Dundee were running away with the League and St. Johnstone had the proud distinction of being one of only 3 teams to defeat Dundee. They won 4-1 at Muirton against Dundee who were already Champions. Dundee were missing Bobby Ancell and Tommy Gallagher, but still had Bert Juliussen, Tommy Gray, George (Pud) Hill and Sammy Cox playing, with Cox being described as "almost International class", despite this, the man of the match, or in those days the ‘Bouquet’ went to Alfie Boyd. As reported in the Perthshire Advertiser "The Bouquet again goes to Boyd, whose skill made him one of the chief instruments of his native Dundee’s defeat."
Saint’s finished a credible mid table position in 1945-46 Season, but the battle to hang onto Alfie was about to start again, this time ambitious Airdrie were in the hunt for his services in their plans to win the league, as were English giants Newcastle United. Eventually Boyd put pen to paper for St. Johnstone for another season and was named team Captain.
Boyd happy at Muirton Prepared to buy overcoat, but sell boots? Boyd signs and stays as Captain
A blow to St Johnstone was Boyd’s groin injury which kept him out of action for weeks. To add to St. Johnstone’s woes rumours started to reach the press that Alfie wanted to return to South Africa, where his wife Doris and daughter Heather were still waiting, this would mean no fee for Boyd?
What husband would not be anxious to be with his family?
He had hoped to fly back to Rhodesia in a RAF ‘Gloucester Meteor’, he even took the ejector seat training, then travel back by jeep, but this idea fell through, but now an air passage had become available to take him home to his loved ones at the end of the month.
Saints dropped Boyd before a Cup game against Hearts after he put in a transfer request. Many takes were given to this story Alfie’s own story is reputed to be as follows.
"The player had a meeting with the St. Johnstone directors on Tuesday night and told them this, "England out", but explained that if he was transferred to a Scottish club and provided he was allowed to keep his job in Dundee, he might stay, this would allow St. Johnstone a fee. He won’t go to England however. The Muirton directors told the player that they would grant his transfer request, but that they wouldn’t play him in this weeks cup tie. "They thought" said Alfie "That if I was cup-tied it would reduce the possibilities of a Scottish club buying my transfer. I was quite willing to play and take the chance." When English clubs were inquiring about Boyd sometime ago, St. Johnstone had placed him in the £6,000 class.
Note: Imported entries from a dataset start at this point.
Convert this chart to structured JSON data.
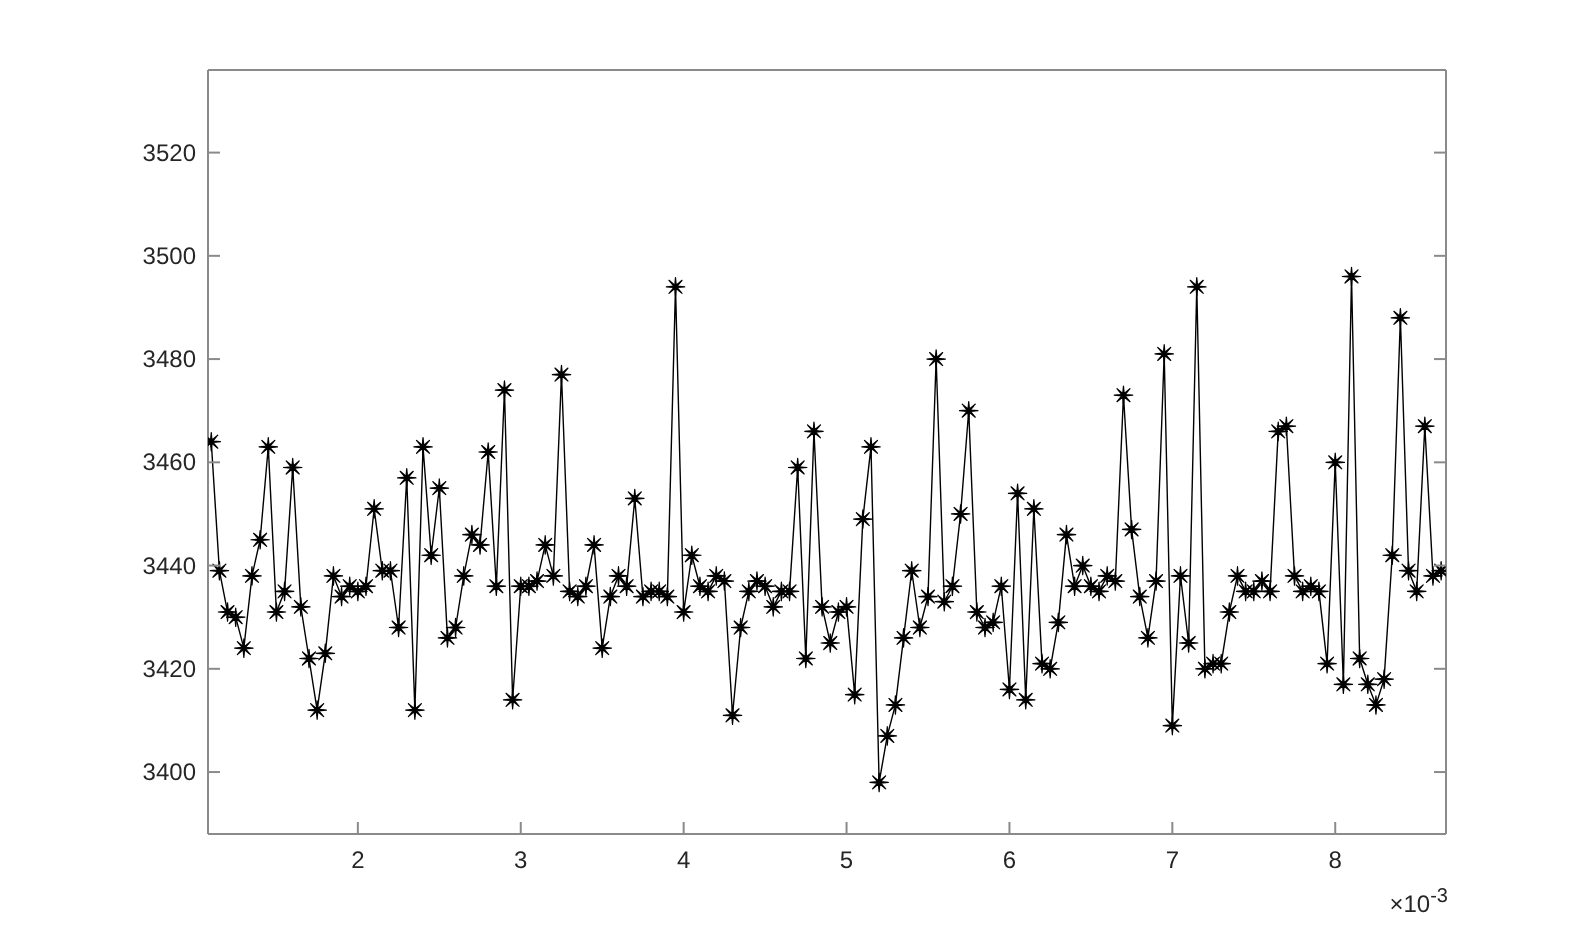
{
  "chart_data": {
    "type": "line",
    "x": [
      1.1,
      1.15,
      1.2,
      1.25,
      1.3,
      1.35,
      1.4,
      1.45,
      1.5,
      1.55,
      1.6,
      1.65,
      1.7,
      1.75,
      1.8,
      1.85,
      1.9,
      1.95,
      2,
      2.05,
      2.1,
      2.15,
      2.2,
      2.25,
      2.3,
      2.35,
      2.4,
      2.45,
      2.5,
      2.55,
      2.6,
      2.65,
      2.7,
      2.75,
      2.8,
      2.85,
      2.9,
      2.95,
      3,
      3.05,
      3.1,
      3.15,
      3.2,
      3.25,
      3.3,
      3.35,
      3.4,
      3.45,
      3.5,
      3.55,
      3.6,
      3.65,
      3.7,
      3.75,
      3.8,
      3.85,
      3.9,
      3.95,
      4,
      4.05,
      4.1,
      4.15,
      4.2,
      4.25,
      4.3,
      4.35,
      4.4,
      4.45,
      4.5,
      4.55,
      4.6,
      4.65,
      4.7,
      4.75,
      4.8,
      4.85,
      4.9,
      4.95,
      5,
      5.05,
      5.1,
      5.15,
      5.2,
      5.25,
      5.3,
      5.35,
      5.4,
      5.45,
      5.5,
      5.55,
      5.6,
      5.65,
      5.7,
      5.75,
      5.8,
      5.85,
      5.9,
      5.95,
      6,
      6.05,
      6.1,
      6.15,
      6.2,
      6.25,
      6.3,
      6.35,
      6.4,
      6.45,
      6.5,
      6.55,
      6.6,
      6.65,
      6.7,
      6.75,
      6.8,
      6.85,
      6.9,
      6.95,
      7,
      7.05,
      7.1,
      7.15,
      7.2,
      7.25,
      7.3,
      7.35,
      7.4,
      7.45,
      7.5,
      7.55,
      7.6,
      7.65,
      7.7,
      7.75,
      7.8,
      7.85,
      7.9,
      7.95,
      8,
      8.05,
      8.1,
      8.15,
      8.2,
      8.25,
      8.3,
      8.35,
      8.4,
      8.45,
      8.5,
      8.55,
      8.6,
      8.65
    ],
    "series": [
      {
        "color": "#000000",
        "values": [
          3464,
          3439,
          3431,
          3430,
          3424,
          3438,
          3445,
          3463,
          3431,
          3435,
          3459,
          3432,
          3422,
          3412,
          3423,
          3438,
          3434,
          3436,
          3435,
          3436,
          3451,
          3439,
          3439,
          3428,
          3457,
          3412,
          3463,
          3442,
          3455,
          3426,
          3428,
          3438,
          3446,
          3444,
          3462,
          3436,
          3474,
          3414,
          3436,
          3436,
          3437,
          3444,
          3438,
          3477,
          3435,
          3434,
          3436,
          3444,
          3424,
          3434,
          3438,
          3436,
          3453,
          3434,
          3435,
          3435,
          3434,
          3494,
          3431,
          3442,
          3436,
          3435,
          3438,
          3437,
          3411,
          3428,
          3435,
          3437,
          3436,
          3432,
          3435,
          3435,
          3459,
          3422,
          3466,
          3432,
          3425,
          3431,
          3432,
          3415,
          3449,
          3463,
          3398,
          3407,
          3413,
          3426,
          3439,
          3428,
          3434,
          3480,
          3433,
          3436,
          3450,
          3470,
          3431,
          3428,
          3429,
          3436,
          3416,
          3454,
          3414,
          3451,
          3421,
          3420,
          3429,
          3446,
          3436,
          3440,
          3436,
          3435,
          3438,
          3437,
          3473,
          3447,
          3434,
          3426,
          3437,
          3481,
          3409,
          3438,
          3425,
          3494,
          3420,
          3421,
          3421,
          3431,
          3438,
          3435,
          3435,
          3437,
          3435,
          3466,
          3467,
          3438,
          3435,
          3436,
          3435,
          3421,
          3460,
          3417,
          3496,
          3422,
          3417,
          3413,
          3418,
          3442,
          3488,
          3439,
          3435,
          3467,
          3438,
          3439
        ]
      }
    ],
    "xlim": [
      1.08,
      8.68
    ],
    "ylim": [
      3388,
      3536
    ],
    "xticks": [
      2,
      3,
      4,
      5,
      6,
      7,
      8
    ],
    "yticks": [
      3400,
      3420,
      3440,
      3460,
      3480,
      3500,
      3520
    ],
    "marker": "star",
    "annotations": [
      "×10$^{-3}$"
    ]
  }
}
Another take on the story was "How many clubs would have the courage to drop their skipper and star player on the eve of the season’s biggest game?"
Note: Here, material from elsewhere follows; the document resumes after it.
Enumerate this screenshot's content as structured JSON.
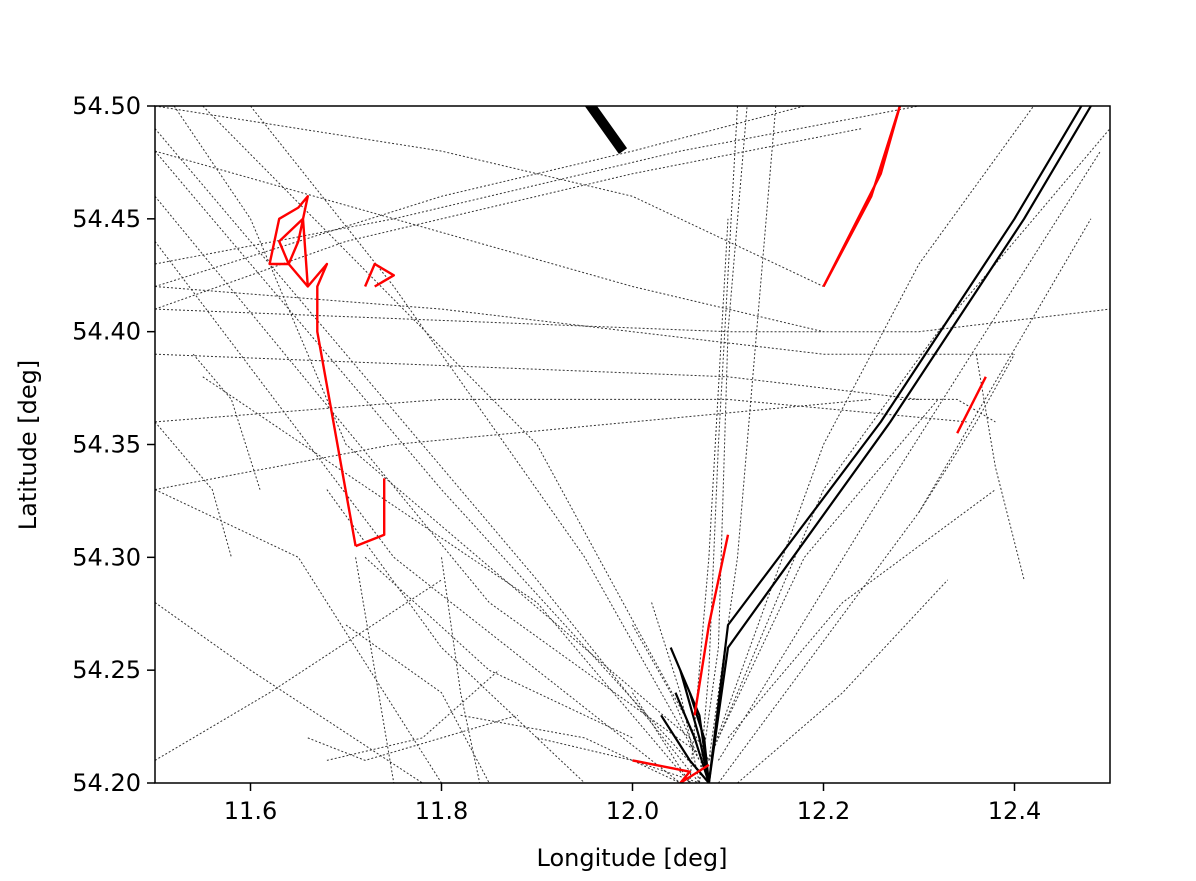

"How many clubs would prefer to lessen their cup tie chances for the sake of a principle? Very few you say. I agree, but numbered among the few are St. Johnstone" was another quote from the press of the time. The reported Muirton angle on the story, which has proven a long drawn out wrangle. "It was started at the back end of the year with the news that Boyd was keen to return to South Africa, where he served with the RAF. That would have deprived St. Johnstone of a good cheque. Then came a reprieve, Boyd postponed his departure until the end of April. Now for the latest development. Boyd has the offer of an air passage to the Dominion. He’s prepared to forego that if the club will transfer him to a Scottish side, that would enable him to carry on with his job in Dundee."
"Looks like Boyd’s finished with Muirton. He wants to better himself, as he has every right to. Now he’s listed for transfer." The reporter of this article went on to state, "With the rights and wrongs of this case, I take no sides. But at least I admire that St. Johnstone spirit. They know they will miss Boyd, but a dissatisfied player they feel can’t give of his best, they might build for the day when Boyd has gone."